A própria Camille percebeu a mudança: "Agora tenho hora para brincar, ler, estudar e ver televisão. Aprendi como é bom ter calma e curtir uma coisa de cada vez. E faço isso sozinha. Minha mãe nem precisa mais pegar no meu pé".

A empresária Andréa Maria Nabhan, 35, mãe de Amanda, 7, afirma que, após um mês de prática, já percebeu mudanças significativas na filha. Entre outras coisas, o sono da menina melhorou muito. "A Amanda tinha muita dificuldade para dormir e eu também não dormia. Ela aprendeu técnicas de relaxamento e de respiração e consegue adormecer mais rápido e ter uma noite melhor de sono", diz a mãe.

Não é pouca coisa, pois as noites bem-dormidas melhoram a qualidade de vida de mãe e filha e evitam muitos atritos familiares --o apoio dos pais é fundamental para o tratamento do TDAH. "Não adianta tomar medicação ou fazer uma atividade específica se não houver mudança em um ambiente familiar desorganizado", afirma Zimmerman.

Posturas e histórias

Amanda também aprendeu a controlar a impulsividade, outra característica de hiperativos.
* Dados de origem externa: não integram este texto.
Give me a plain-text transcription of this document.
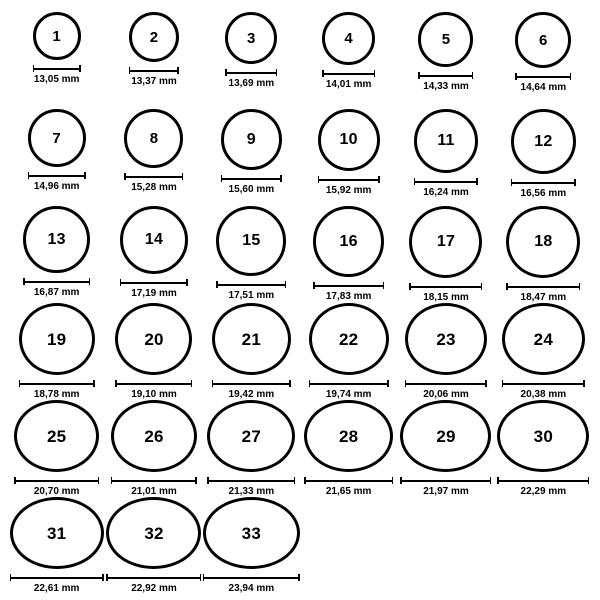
1
13,05 mm
2
13,37 mm
3
13,69 mm
4
14,01 mm
5
14,33 mm
6
14,64 mm
7
14,96 mm
8
15,28 mm
9
15,60 mm
10
15,92 mm
11
16,24 mm
12
16,56 mm
13
16,87 mm
14
17,19 mm
15
17,51 mm
16
17,83 mm
17
18,15 mm
18
18,47 mm
19
18,78 mm
20
19,10 mm
21
19,42 mm
22
19,74 mm
23
20,06 mm
24
20,38 mm
25
20,70 mm
26
21,01 mm
27
21,33 mm
28
21,65 mm
29
21,97 mm
30
22,29 mm
31
22,61 mm
32
22,92 mm
33
23,94 mm
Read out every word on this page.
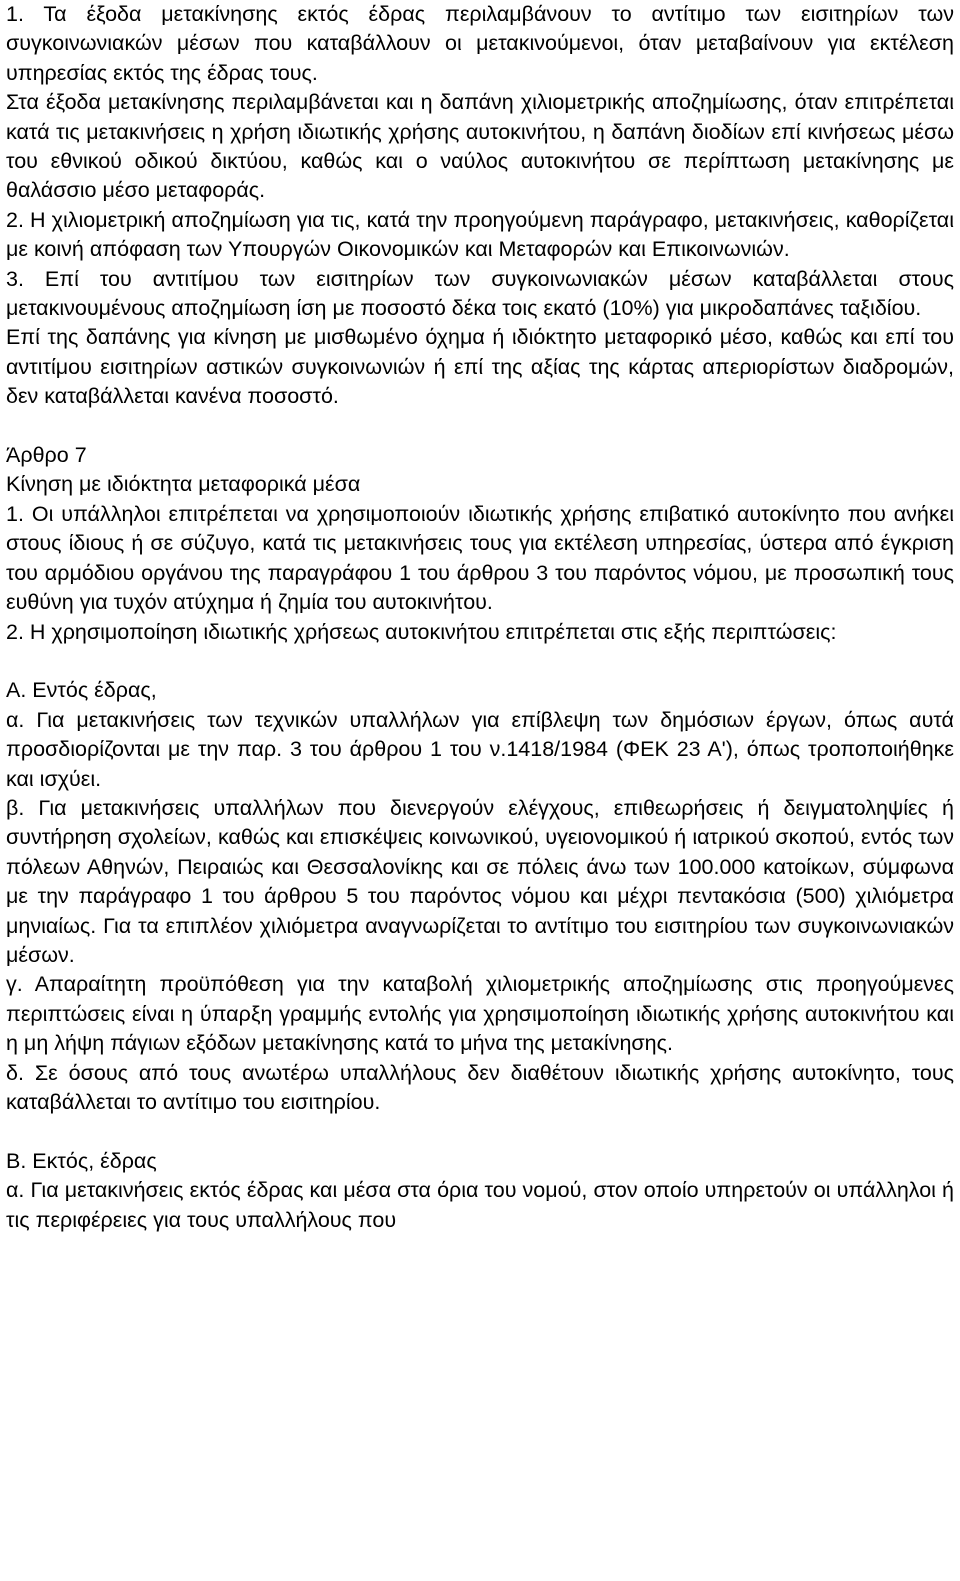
1. Τα έξοδα μετακίνησης εκτός έδρας περιλαμβάνουν το αντίτιμο των εισιτηρίων των συγκοινωνιακών μέσων που καταβάλλουν οι μετακινούμενοι, όταν μεταβαίνουν για εκτέλεση υπηρεσίας εκτός της έδρας τους.

Στα έξοδα μετακίνησης περιλαμβάνεται και η δαπάνη χιλιομετρικής αποζημίωσης, όταν επιτρέπεται κατά τις μετακινήσεις η χρήση ιδιωτικής χρήσης αυτοκινήτου, η δαπάνη διοδίων επί κινήσεως μέσω του εθνικού οδικού δικτύου, καθώς και ο ναύλος αυτοκινήτου σε περίπτωση μετακίνησης με θαλάσσιο μέσο μεταφοράς.

2. Η χιλιομετρική αποζημίωση για τις, κατά την προηγούμενη παράγραφο, μετακινήσεις, καθορίζεται με κοινή απόφαση των Υπουργών Οικονομικών και Μεταφορών και Επικοινωνιών.

3. Επί του αντιτίμου των εισιτηρίων των συγκοινωνιακών μέσων καταβάλλεται στους μετακινουμένους αποζημίωση ίση με ποσοστό δέκα τοις εκατό (10%) για μικροδαπάνες ταξιδίου.

Επί της δαπάνης για κίνηση με μισθωμένο όχημα ή ιδιόκτητο μεταφορικό μέσο, καθώς και επί του αντιτίμου εισιτηρίων αστικών συγκοινωνιών ή επί της αξίας της κάρτας απεριορίστων διαδρομών, δεν καταβάλλεται κανένα ποσοστό.

Άρθρο 7

Κίνηση με ιδιόκτητα μεταφορικά μέσα

1. Οι υπάλληλοι επιτρέπεται να χρησιμοποιούν ιδιωτικής χρήσης επιβατικό αυτοκίνητο που ανήκει στους ίδιους ή σε σύζυγο, κατά τις μετακινήσεις τους για εκτέλεση υπηρεσίας, ύστερα από έγκριση του αρμόδιου οργάνου της παραγράφου 1 του άρθρου 3 του παρόντος νόμου, με προσωπική τους ευθύνη για τυχόν ατύχημα ή ζημία του αυτοκινήτου.

2. Η χρησιμοποίηση ιδιωτικής χρήσεως αυτοκινήτου επιτρέπεται στις εξής περιπτώσεις:

Α. Εντός έδρας,

α. Για μετακινήσεις των τεχνικών υπαλλήλων για επίβλεψη των δημόσιων έργων, όπως αυτά προσδιορίζονται με την παρ. 3 του άρθρου 1 του ν.1418/1984 (ΦΕΚ 23 Α'), όπως τροποποιήθηκε και ισχύει.

β. Για μετακινήσεις υπαλλήλων που διενεργούν ελέγχους, επιθεωρήσεις ή δειγματοληψίες ή συντήρηση σχολείων, καθώς και επισκέψεις κοινωνικού, υγειονομικού ή ιατρικού σκοπού, εντός των πόλεων Αθηνών, Πειραιώς και Θεσσαλονίκης και σε πόλεις άνω των 100.000 κατοίκων, σύμφωνα με την παράγραφο 1 του άρθρου 5 του παρόντος νόμου και μέχρι πεντακόσια (500) χιλιόμετρα μηνιαίως. Για τα επιπλέον χιλιόμετρα αναγνωρίζεται το αντίτιμο του εισιτηρίου των συγκοινωνιακών μέσων.

γ. Απαραίτητη προϋπόθεση για την καταβολή χιλιομετρικής αποζημίωσης στις προηγούμενες περιπτώσεις είναι η ύπαρξη γραμμής εντολής για χρησιμοποίηση ιδιωτικής χρήσης αυτοκινήτου και η μη λήψη πάγιων εξόδων μετακίνησης κατά το μήνα της μετακίνησης.

δ. Σε όσους από τους ανωτέρω υπαλλήλους δεν διαθέτουν ιδιωτικής χρήσης αυτοκίνητο, τους καταβάλλεται το αντίτιμο του εισιτηρίου.

Β. Εκτός, έδρας

α. Για μετακινήσεις εκτός έδρας και μέσα στα όρια του νομού, στον οποίο υπηρετούν οι υπάλληλοι ή τις περιφέρειες για τους υπαλλήλους που
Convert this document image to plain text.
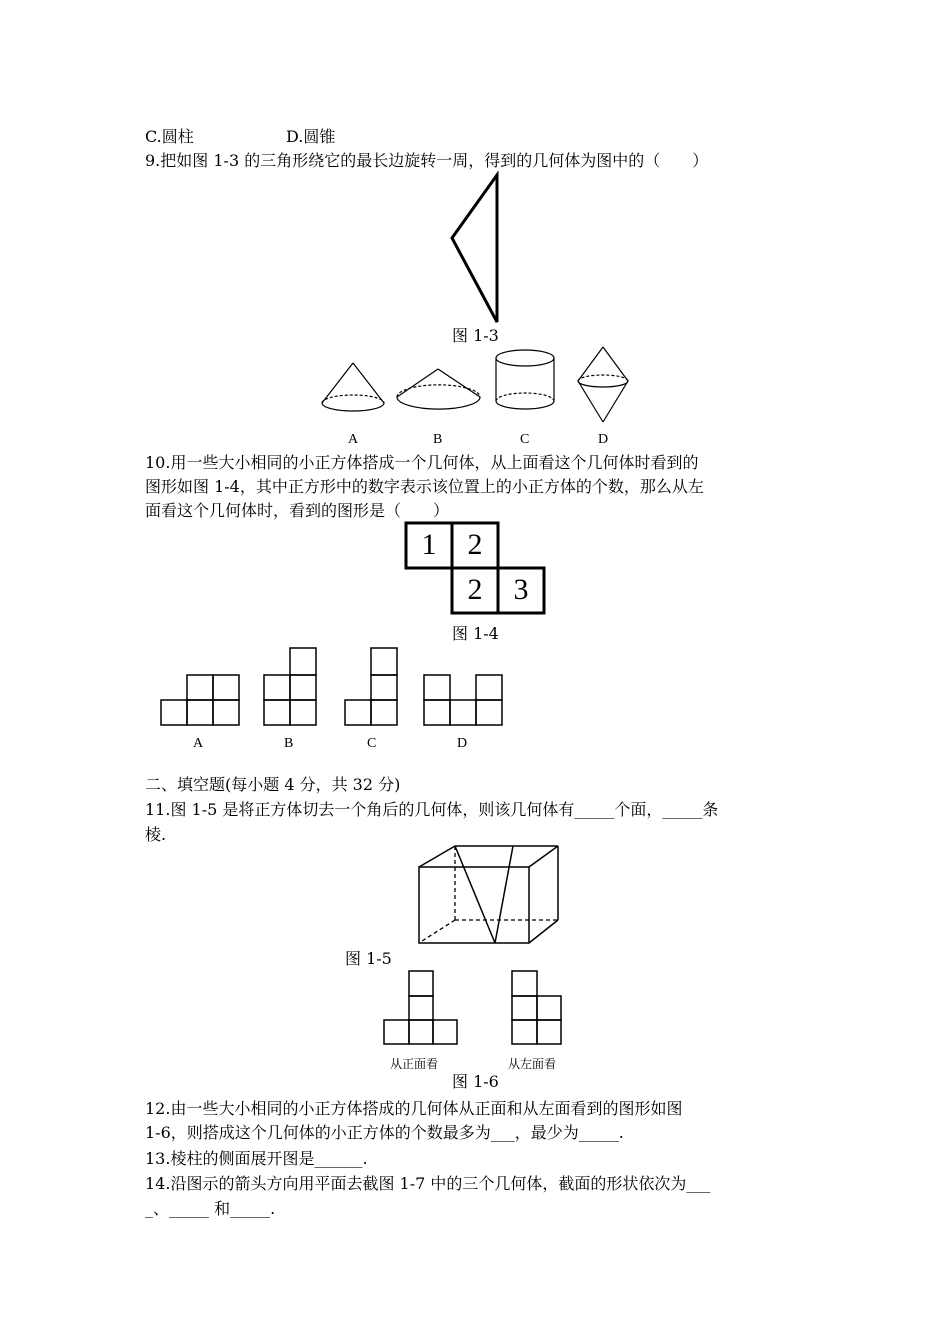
C.圆柱	D.圆锥
9.把如图 1-3 的三角形绕它的最长边旋转一周，得到的几何体为图中的（　　）
图 1-3
A	B	C	D
10.用一些大小相同的小正方体搭成一个几何体，从上面看这个几何体时看到的
图形如图 1-4，其中正方形中的数字表示该位置上的小正方体的个数，那么从左
面看这个几何体时，看到的图形是（　　）
1	2
2	3
图 1-4
A	B	C	D
二、填空题(每小题 4 分，共 32 分)
11.图 1-5 是将正方体切去一个角后的几何体，则该几何体有_____个面，_____条
棱.
图 1-5
从正面看	从左面看
图 1-6
12.由一些大小相同的小正方体搭成的几何体从正面和从左面看到的图形如图
1-6，则搭成这个几何体的小正方体的个数最多为___，最少为_____.
13.棱柱的侧面展开图是______.
14.沿图示的箭头方向用平面去截图 1-7 中的三个几何体，截面的形状依次为___
_、_____ 和_____.
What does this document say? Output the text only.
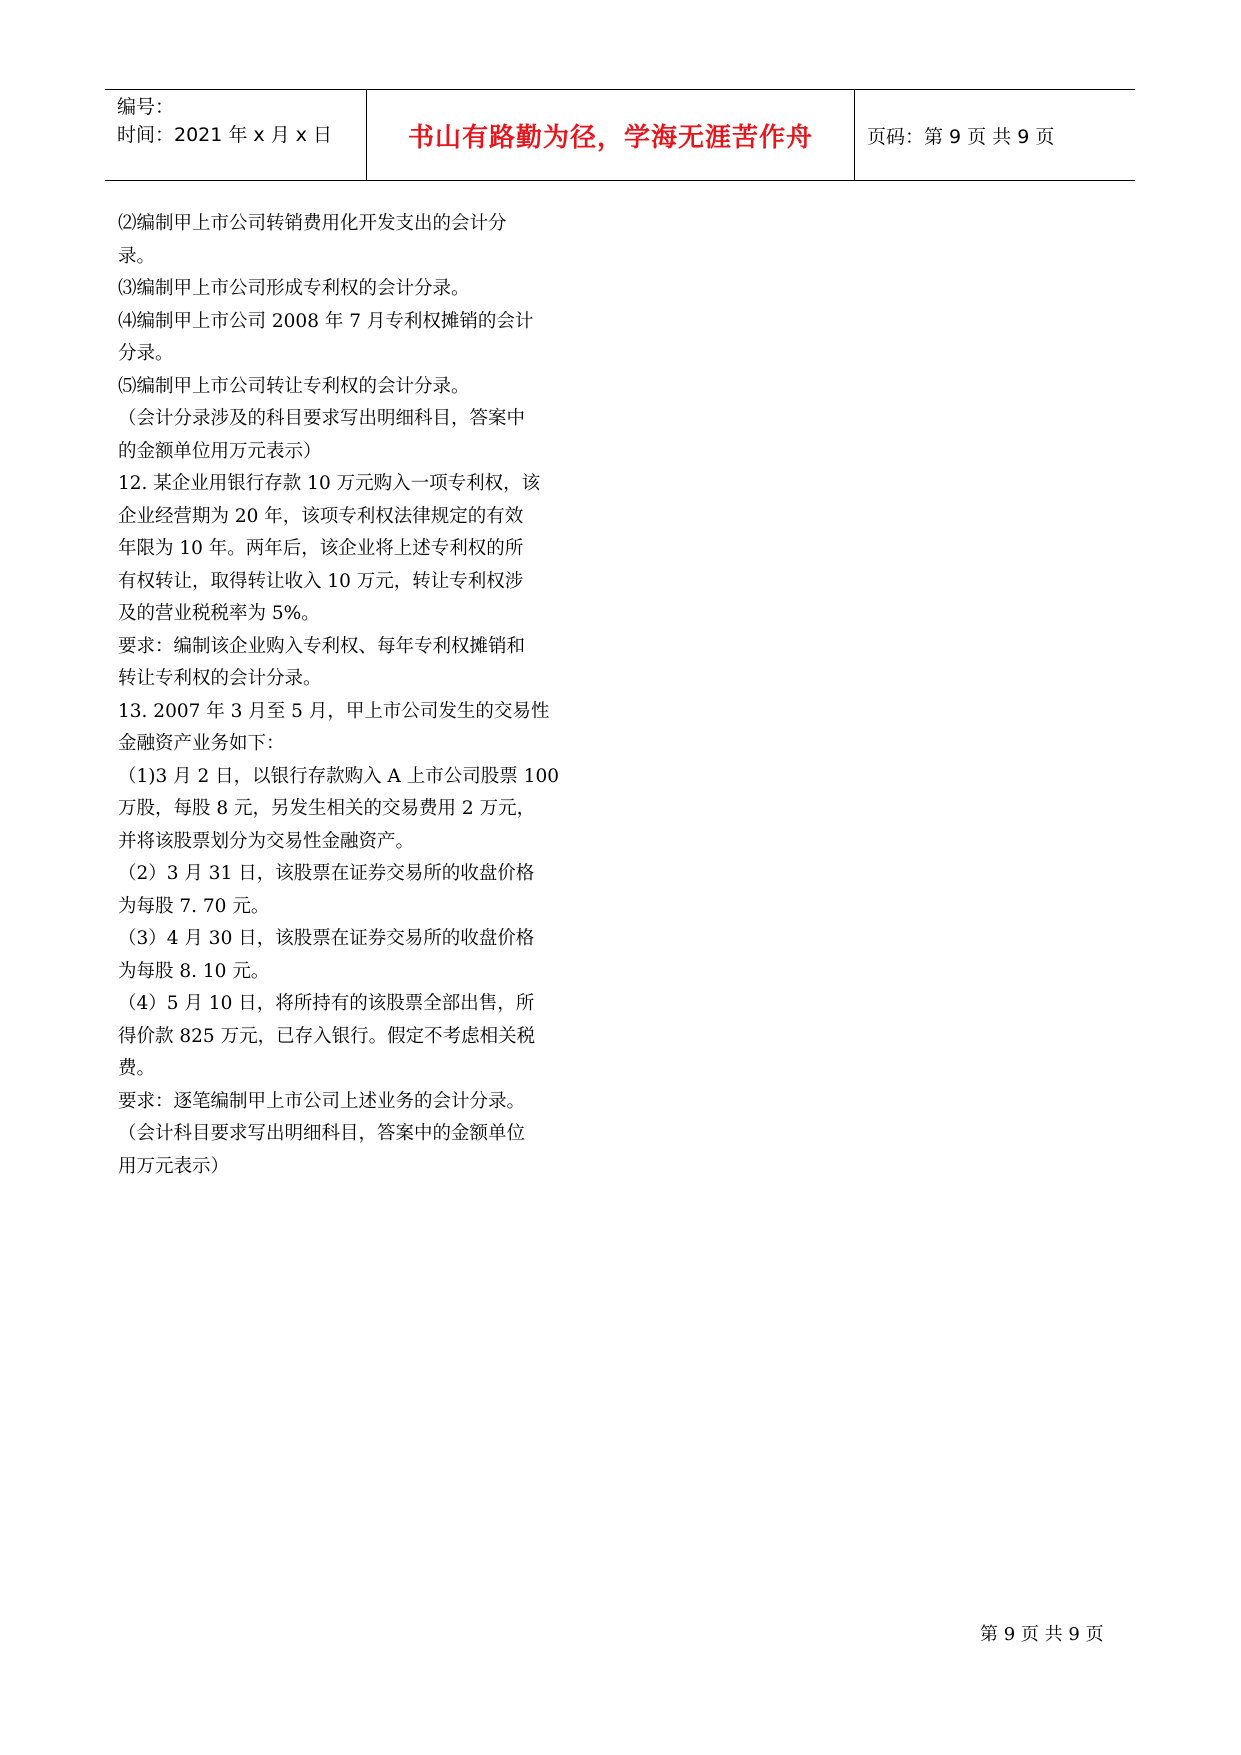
编号：
时间：2021 年 x 月 x 日	书山有路勤为径，学海无涯苦作舟	页码：第 9 页 共 9 页

⑵编制甲上市公司转销费用化开发支出的会计分

录。

⑶编制甲上市公司形成专利权的会计分录。

⑷编制甲上市公司 2008 年 7 月专利权摊销的会计

分录。

⑸编制甲上市公司转让专利权的会计分录。

（会计分录涉及的科目要求写出明细科目，答案中

的金额单位用万元表示）

12. 某企业用银行存款 10 万元购入一项专利权，该

企业经营期为 20 年，该项专利权法律规定的有效

年限为 10 年。两年后，该企业将上述专利权的所

有权转让，取得转让收入 10 万元，转让专利权涉

及的营业税税率为 5%。

要求：编制该企业购入专利权、每年专利权摊销和

转让专利权的会计分录。

13. 2007 年 3 月至 5 月，甲上市公司发生的交易性

金融资产业务如下：

（1)3 月 2 日，以银行存款购入 A 上市公司股票 100

万股，每股 8 元，另发生相关的交易费用 2 万元，

并将该股票划分为交易性金融资产。

（2）3 月 31 日，该股票在证券交易所的收盘价格

为每股 7. 70 元。

（3）4 月 30 日，该股票在证券交易所的收盘价格

为每股 8. 10 元。

（4）5 月 10 日，将所持有的该股票全部出售，所

得价款 825 万元，已存入银行。假定不考虑相关税

费。

要求：逐笔编制甲上市公司上述业务的会计分录。

（会计科目要求写出明细科目，答案中的金额单位

用万元表示）

第 9 页 共 9 页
Quando sente que vai explodir, tem um truque: o movimento do lenhador dando uma machadada, postura de flexão para a frente coordenada com a respiração, que aprendeu na aula de Yoga.

"As flexões para a frente desaceleram os batimentos cardíacos, diminuindo a ansiedade e a agitação", explica a professora Gisele Jacob, que dá aulas particulares de Yoga na academia Reebok. Jacob conta que, além das posturas ("asanas") e do relaxamento conduzido, há uma série de exercícios respiratórios ("pranayamas") específicos para hiperativos.
"As aulas são direcionadas para as necessidades de cada criança.

Se elas chegam agitadas demais, trabalhamos com posturas que acalmam e com atividades que as ajudam a se integrar no grupo", diz Ana Maria Novaes Gonzalez, professora da escola Premo Yoga, de São Paulo.

A possibilidade de estabelecer uma relação mais individualizada com o aluno é uma vantagem para a criança com TDAH, já que "costuma ter dificuldades na socialização, o que pode prejudicar o aproveitamento em jogos coletivos", diz o neurologista Vilanova.

Ângela Maria Jácomo Martinez, professora do Yoga Narayana, em São Paulo, conta que uma aula para crianças é feita de maneira lúdica, em que são propostos jogos e brincadeiras.

As posturas ganham nomes que estimulam a imaginação da criança: a do macaco, a do elefante etc. Além disso, são contadas histórias explicando a origem das posturas. "A atividade física, em geral, já é benéfica para a saúde mental. Se inclui o aprendizado de regras, noções de companheirismo e ética, fica melhor ainda", conclui o psiquiatra Enio Roberto de Andrade.